На столе блестит швейная машинка: светленькое, в дырках колесо, желтая деревянная ручка, отполированная пальцами, задвижка над челноком.
Стало холодно ногам в шерстяных чулках: Наста стояла на голом полу. Садиться за шитье не хотелось: слипаются веки, болят руки. Болят концы пальцев: обрубливая, подгибаешь холст, прижимаешь, чтобы не выскакивали из-под лапки у машинки рубцы. Всю неделю не вылезала, из-за машинки — детей только кормила и скотину.
Стучит несмазанная машинка, трудно крутить ручку. Давно уже кончилось в масленке масло. А теперь где его достанешь? Партизаны обещали и не принесли. А где они возьмут, проси не проси.
Стучит машинка и не тянет: рубец толстый. Хоть бы иголку не сломать — последняя.
Наста перестает крутить ручку и, положив ладонь сверху колеса, крутит его ладонью.
Иголка лезет в рубец, не гнется. Под пальцами встает серый холст — попался партизанам под руку чей-то неотбеленный или, может, кто сам принес, не пожалел.
Рвется верхняя нитка — рвет иголка, не протягивает через толстый рубец, хоть ты бросай и перешивай потом руками.
А сколько еще надо шить.
Самое трудное — при таком свете вдеть в ушко нитку.

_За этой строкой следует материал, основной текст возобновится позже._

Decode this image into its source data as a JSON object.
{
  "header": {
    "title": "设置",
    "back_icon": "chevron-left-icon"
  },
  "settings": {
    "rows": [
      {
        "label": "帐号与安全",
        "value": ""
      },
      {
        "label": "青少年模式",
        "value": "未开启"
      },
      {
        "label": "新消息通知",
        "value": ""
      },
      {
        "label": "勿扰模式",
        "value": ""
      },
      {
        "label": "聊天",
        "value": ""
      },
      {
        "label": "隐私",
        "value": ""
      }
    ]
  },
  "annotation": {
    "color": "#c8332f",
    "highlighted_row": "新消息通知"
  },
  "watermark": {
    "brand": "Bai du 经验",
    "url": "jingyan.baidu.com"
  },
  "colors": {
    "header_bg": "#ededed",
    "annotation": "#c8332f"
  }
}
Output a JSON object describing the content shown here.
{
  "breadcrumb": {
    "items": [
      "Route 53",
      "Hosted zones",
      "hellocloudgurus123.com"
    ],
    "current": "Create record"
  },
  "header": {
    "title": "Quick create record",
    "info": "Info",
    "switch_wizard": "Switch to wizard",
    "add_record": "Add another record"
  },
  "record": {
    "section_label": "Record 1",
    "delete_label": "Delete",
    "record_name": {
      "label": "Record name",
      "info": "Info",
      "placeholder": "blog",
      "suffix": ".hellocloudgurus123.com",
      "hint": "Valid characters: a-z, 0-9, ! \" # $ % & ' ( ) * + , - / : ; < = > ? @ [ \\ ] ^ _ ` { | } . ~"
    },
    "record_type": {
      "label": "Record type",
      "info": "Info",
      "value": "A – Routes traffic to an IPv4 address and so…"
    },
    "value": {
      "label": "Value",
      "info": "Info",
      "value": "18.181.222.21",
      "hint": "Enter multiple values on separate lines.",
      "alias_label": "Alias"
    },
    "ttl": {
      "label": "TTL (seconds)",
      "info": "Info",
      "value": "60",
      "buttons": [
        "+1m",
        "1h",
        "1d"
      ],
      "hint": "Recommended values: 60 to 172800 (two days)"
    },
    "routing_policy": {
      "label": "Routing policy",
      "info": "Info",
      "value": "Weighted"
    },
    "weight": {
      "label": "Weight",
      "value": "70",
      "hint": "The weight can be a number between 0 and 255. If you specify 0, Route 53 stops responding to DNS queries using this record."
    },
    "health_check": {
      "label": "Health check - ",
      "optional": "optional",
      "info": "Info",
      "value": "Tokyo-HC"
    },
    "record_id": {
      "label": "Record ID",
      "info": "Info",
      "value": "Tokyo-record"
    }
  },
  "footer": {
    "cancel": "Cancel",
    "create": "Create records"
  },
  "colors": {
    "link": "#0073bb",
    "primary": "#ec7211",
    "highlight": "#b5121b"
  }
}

Иголка становится тонкая, и не видно ушка, едва поймаешь его.
Дрожит рука, трясется, натруженная,— даже ножницы не сожмешь, когда кроишь.
Машинка стучит без передышки, когда гонишь шов по спине халата сверху вниз; дрожит стол, когда одним махом обрубаешь подол вразгонку, сбрасывая остатки скатерти на пол. Нагнешься, чтобы поднять их из-под ног, и чувствуешь, как кружится голова.
Когда перестает стрекотать машинка, слышно, как мечутся на кровати за печкой дети и стучит в хлеву корова. Потягивается на печке кошка — шуршит лучиной. Трубит в трубе ветер, гоняет вьюшку, она звенит, как пустая сковородка на шестке, и тогда от окна еще холоднее. Хоть возьми да пересядь на середину хаты, но тогда будет далеко лампа и не разглядишь рубец. Если бы пойти в сени, найти проволоку и опустить ниже лампу, но где ты ее впотьмах найдешь? Валяется где-то возле двери дужка от ведра, но она кривая, выпрямлять надо — наделаешь шуму и разбудишь детей.
Машинка рвет из-под пальцев шитье, не удержать; стучит в окна ветер; пошел снег, густой, к оттепели; на подоконнике намело сугроб— замуровало все окно.
Опять стучит у колодца бадья; забыла, не закрепила ее, когда была во дворе; за окном завывает ветер — будто это волки под Корчеватками.
На улице за огородом снова на снегу появились сани. За ними идут кучкой люди.
Наста подумала, что дорогу совсем занесло, не проехать; что до утра сугробы наметет на улице вровень с крышами, что партизаны все равно валят и валят из лесу, спешат куда-то: гарнизон, наверно, едут громить в Западную, раз все в белых халатах.
Бегут по сугробам за санями, да на таком морозе, а что у них за обувь? И что под халатами? Полушубки. Хорошо, если новые... В такую погоду ни полушубки, ни валенки не спасут. Волки и те выбираются из лесу ближе к жилью. И волков пробирает насквозь, а это же люди, некоторые совсем еще дети, на печи бы им сидеть.
Положив на сундук халат, широкий, твердый, Наста почувствовала, что озябла, никак не может согреться. Подошла к печи, накрыла детей — натянула на них одеяла и снова вернулась к столу. Набросила на плечи платок; достала из сундука новую катушку ниток, надела ее на шпенек машинки. Подтянула к себе лежавший сверху скроенный рукав.
Когда снова застучала машинка, Насте показалось, что брякнула в сенях щеколда. Она подумала было, что это ветер дует прямо в дверь, но сильно забарабанили в окно.
Она подбежала к порогу и, толкнув в сени дверь, спросила, как всегда:
— Кто там?
— Открой, хозяйка... Свои. Сухов...
За дверью разговаривали мужики, топали ногами — казалось, их полон двор.
Наста отодвинула засов — ветер вырвал из рук дверь, и она стукнулась о стену. В сени повалил снег, его нанесло до самого порога.
В хату входили партизаны. Наста стояла у порога, от холода не слыша, что они говорят. Потом вернулась к столу, где стояла машинка и лежали сшитые халаты.